Que aproveche, campeón ―recomendó Esteban, sentándose sobre sus cartones―. Y aprovecha de verdad, que dentro de un rato ese cubo lo pongo en la esquina. A lo mejor a ti te gusta el pescado podrido, pero a mí ahora mismo me dan ganas de vomitar. ¡Uy! Perdona que haya sacado ese tema desagradable. No quería estropear tu deliciosa cena...



El gato comía, ajeno a las palabras del hombre. Esteban hablaba como si el animal pudiese entender sus palabras. Dejó que el tiempo pasara, mientras escuchaba cómo la dentadura del gato partía las espinas. Esteban elevó la vista al cielo y se dio cuenta de que no se veía la luna llena. Solo se veía su brillo, iluminando desde detrás del enorme objeto plateado que flotaba ahí arriba.



¿Sabes qué? ―siguió hablando Esteban―, ojalá no hubiese luna llena, u ojalá que hubiese nubes... Vamos, que ojalá que estuviese oscuro del todo. Así no se podría ver esa dichosa cosa en el cielo, y parecería que que todo vuelve a ser normal. Que todo vuelve a ser cómo hace tres meses... antes de que apareciera. ¿No te parece? ―miró al gato, que seguía ocupado engullendo―. Ojos que no ven, corazón que no siente ―suspiró―. Aunque a veces es mejor mirar, y sentir algo. Solo por demostrarte que aún puedes sentir algo.



Esteban ya no miraba al gato, hablaba en alto consigo mismo con la mirada perdida.

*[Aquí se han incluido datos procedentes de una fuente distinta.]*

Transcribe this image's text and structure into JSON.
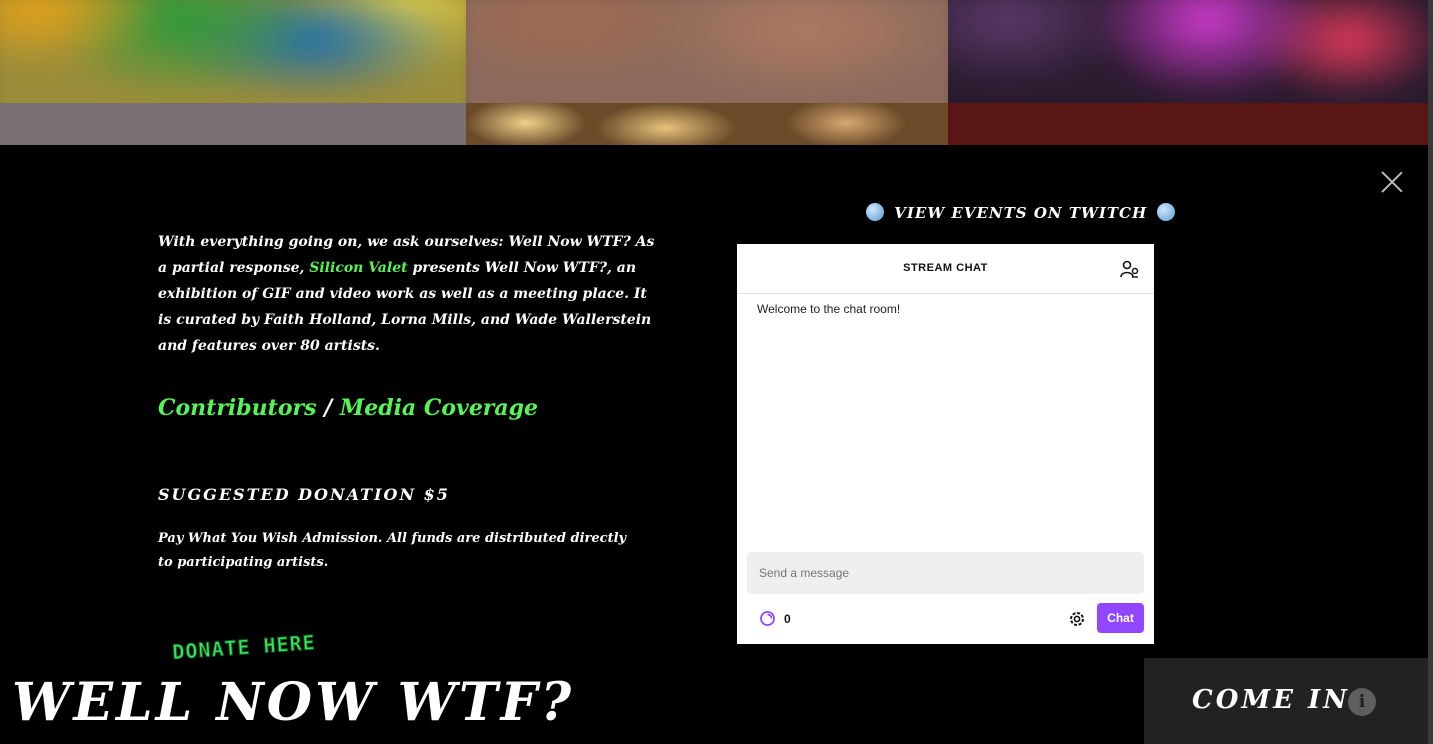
{
  "intro": {
    "part1": "With everything going on, we ask ourselves: Well Now WTF? As a partial response, ",
    "highlight": "Silicon Valet",
    "part2": " presents Well Now WTF?, an exhibition of GIF and video work as well as a meeting place. It is curated by Faith Holland, Lorna Mills, and Wade Wallerstein and features over 80 artists."
  },
  "links": {
    "contributors": "Contributors",
    "separator": " / ",
    "media": "Media Coverage"
  },
  "donation": {
    "heading": "SUGGESTED DONATION $5",
    "text": "Pay What You Wish Admission. All funds are distributed directly to participating artists.",
    "button_label": "DONATE HERE"
  },
  "twitch": {
    "label": "VIEW EVENTS ON TWITCH"
  },
  "chat": {
    "title": "STREAM CHAT",
    "welcome": "Welcome to the chat room!",
    "input_placeholder": "Send a message",
    "points": "0",
    "send_label": "Chat",
    "accent": "#9147ff"
  },
  "site_title": "WELL NOW WTF?",
  "come_in": {
    "label": "COME IN",
    "info": "i"
  },
  "colors": {
    "link_green": "#56f556",
    "background": "#000000"
  },
  "icons": [
    "close-icon",
    "globe-icon",
    "users-icon",
    "channel-points-icon",
    "settings-icon",
    "info-icon"
  ]
}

Esa jodida cosa está intentando acabar conmigo, gatito. Mírame. ¿Quién iba a decir que acabaría así? Nadie. Nadie lo espera, en realidad. Nadie lo desea. Pero le puede pasar a cualquiera. Estas mierdas pasan, y le pasan a gente normal. Yo antes era normal; tenía familia, tenía amigos... Y ahora solo tengo... Bueno, en fin. ¿Sabes qué? Ya estoy cansado de lamentarme. No pienso rendirme. No pienso que esa jodida nave acabe conmigo del todo. Ya me ha jodido la vida bastante. Me niego a resignarme y a rendirme. Es hora de levantarse y luchar, ¿sabes? Esa jodida cosa puede estar ahí para siempre y yo no puedo continuar así para siempre. Aún estoy a tiempo de encauzarme. Aún estoy a tiempo de enderezar de nuevo mi vida. Puede que hasta pueda recuperar lo que tenía antes, ¿no crees, gatito?



Cuando volvió la mirada, el gato ya se había marchado. Esteban hizo una mueca de decepción y se recostó en los cartones. Al final, decidió no alejar el maloliente cubo de basura. Soportaría el hedor. Quizás así, el gato volviese y le hiciese algo de compañía.